This is a class exercise, but I have confusion when it comes to attacking, I made the trivial case $X=x$
$g(X)E[h(Y)|X=x]=g(X) \int_{\mathbb{R}}h(Y)f_{Y|X}(Y|X)dy=\int_{\mathbb{R}}g(X)h(Y)f_{Y|X}(Y|X)dy=$
$E[g(X)h(Y)|X=x]$
But I do not feel that even this case is fine, I'm confused, I need
$E[g(X)h(Y)|X]=g(X)E[h(Y)|X]$, any help or Hint will be grateful.

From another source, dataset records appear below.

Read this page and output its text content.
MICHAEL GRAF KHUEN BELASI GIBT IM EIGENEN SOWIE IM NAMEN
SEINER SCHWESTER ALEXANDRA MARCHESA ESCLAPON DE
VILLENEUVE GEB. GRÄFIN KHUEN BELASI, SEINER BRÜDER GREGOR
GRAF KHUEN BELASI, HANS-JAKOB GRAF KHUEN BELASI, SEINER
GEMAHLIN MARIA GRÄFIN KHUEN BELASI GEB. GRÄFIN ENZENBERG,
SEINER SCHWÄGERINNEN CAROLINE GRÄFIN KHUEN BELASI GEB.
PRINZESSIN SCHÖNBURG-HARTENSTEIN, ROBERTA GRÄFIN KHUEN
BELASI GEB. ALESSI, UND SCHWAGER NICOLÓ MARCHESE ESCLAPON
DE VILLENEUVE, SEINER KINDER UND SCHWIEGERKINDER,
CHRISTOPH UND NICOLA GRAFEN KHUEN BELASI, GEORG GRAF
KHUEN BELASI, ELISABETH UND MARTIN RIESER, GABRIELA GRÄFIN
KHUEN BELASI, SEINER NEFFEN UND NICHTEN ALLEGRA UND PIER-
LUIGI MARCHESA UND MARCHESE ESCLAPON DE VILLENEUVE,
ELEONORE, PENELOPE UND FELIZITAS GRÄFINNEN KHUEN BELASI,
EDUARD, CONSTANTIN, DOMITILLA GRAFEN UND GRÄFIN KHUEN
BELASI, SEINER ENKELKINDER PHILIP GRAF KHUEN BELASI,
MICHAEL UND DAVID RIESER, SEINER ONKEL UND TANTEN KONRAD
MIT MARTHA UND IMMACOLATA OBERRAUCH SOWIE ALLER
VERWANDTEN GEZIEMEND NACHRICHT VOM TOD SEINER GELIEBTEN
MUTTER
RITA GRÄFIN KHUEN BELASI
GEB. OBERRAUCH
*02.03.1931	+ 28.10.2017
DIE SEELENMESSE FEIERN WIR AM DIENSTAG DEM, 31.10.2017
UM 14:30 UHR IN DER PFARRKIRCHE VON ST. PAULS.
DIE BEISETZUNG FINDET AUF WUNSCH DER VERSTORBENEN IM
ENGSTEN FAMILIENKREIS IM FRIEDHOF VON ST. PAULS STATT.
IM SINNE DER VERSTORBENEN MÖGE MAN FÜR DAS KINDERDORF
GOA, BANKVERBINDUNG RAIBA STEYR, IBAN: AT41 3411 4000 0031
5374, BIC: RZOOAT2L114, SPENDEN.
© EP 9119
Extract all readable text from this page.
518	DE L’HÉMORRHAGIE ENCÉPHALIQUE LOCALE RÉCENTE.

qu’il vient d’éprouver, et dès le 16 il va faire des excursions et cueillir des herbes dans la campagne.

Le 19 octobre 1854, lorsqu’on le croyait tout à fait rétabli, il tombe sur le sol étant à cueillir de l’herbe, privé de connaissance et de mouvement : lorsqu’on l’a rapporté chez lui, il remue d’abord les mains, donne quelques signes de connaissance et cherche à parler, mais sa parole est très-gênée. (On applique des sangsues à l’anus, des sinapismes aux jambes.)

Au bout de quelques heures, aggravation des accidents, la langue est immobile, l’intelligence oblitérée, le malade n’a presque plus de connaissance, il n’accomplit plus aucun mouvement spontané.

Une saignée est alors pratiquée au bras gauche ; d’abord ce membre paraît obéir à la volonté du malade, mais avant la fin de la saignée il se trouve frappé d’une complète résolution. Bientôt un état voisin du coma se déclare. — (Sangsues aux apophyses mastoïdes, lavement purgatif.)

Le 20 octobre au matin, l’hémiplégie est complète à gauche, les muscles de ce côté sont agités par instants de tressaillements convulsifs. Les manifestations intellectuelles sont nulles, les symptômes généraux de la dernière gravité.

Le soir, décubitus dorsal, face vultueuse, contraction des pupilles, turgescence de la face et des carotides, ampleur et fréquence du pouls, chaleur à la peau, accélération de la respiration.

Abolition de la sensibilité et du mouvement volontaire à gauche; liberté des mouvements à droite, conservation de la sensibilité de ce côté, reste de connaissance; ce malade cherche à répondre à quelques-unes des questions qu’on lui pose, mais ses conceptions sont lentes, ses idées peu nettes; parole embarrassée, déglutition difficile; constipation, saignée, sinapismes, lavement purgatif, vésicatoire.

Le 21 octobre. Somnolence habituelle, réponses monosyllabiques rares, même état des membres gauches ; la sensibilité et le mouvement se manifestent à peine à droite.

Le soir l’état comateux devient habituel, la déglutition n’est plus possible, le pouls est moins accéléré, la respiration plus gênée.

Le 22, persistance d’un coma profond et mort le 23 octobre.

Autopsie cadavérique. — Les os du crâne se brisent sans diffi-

Hints: by definition of conditional expectation it is enough to prove that $EI_{X^{-1}(A)} g(X)h(Y)=EI_{X^{-1}(A)}g(X)E[h(Y)|X]$ for any Borel set $A$. [ Because the sigma algebra generated by $X$ is nothing but $\{X^{-1}(A): A \text {is Borel set in } \mathbb R\}$]. Now if $g$ is is a simple function then this equation follows immediately from definition of $E[h(Y)|X]$. The general case follows by writing $g^{+}$ and $g^{-}$ as limits of simple functions. Of course you need some assumptions on $g$ and $h$ to make sure that all the expectations are finite.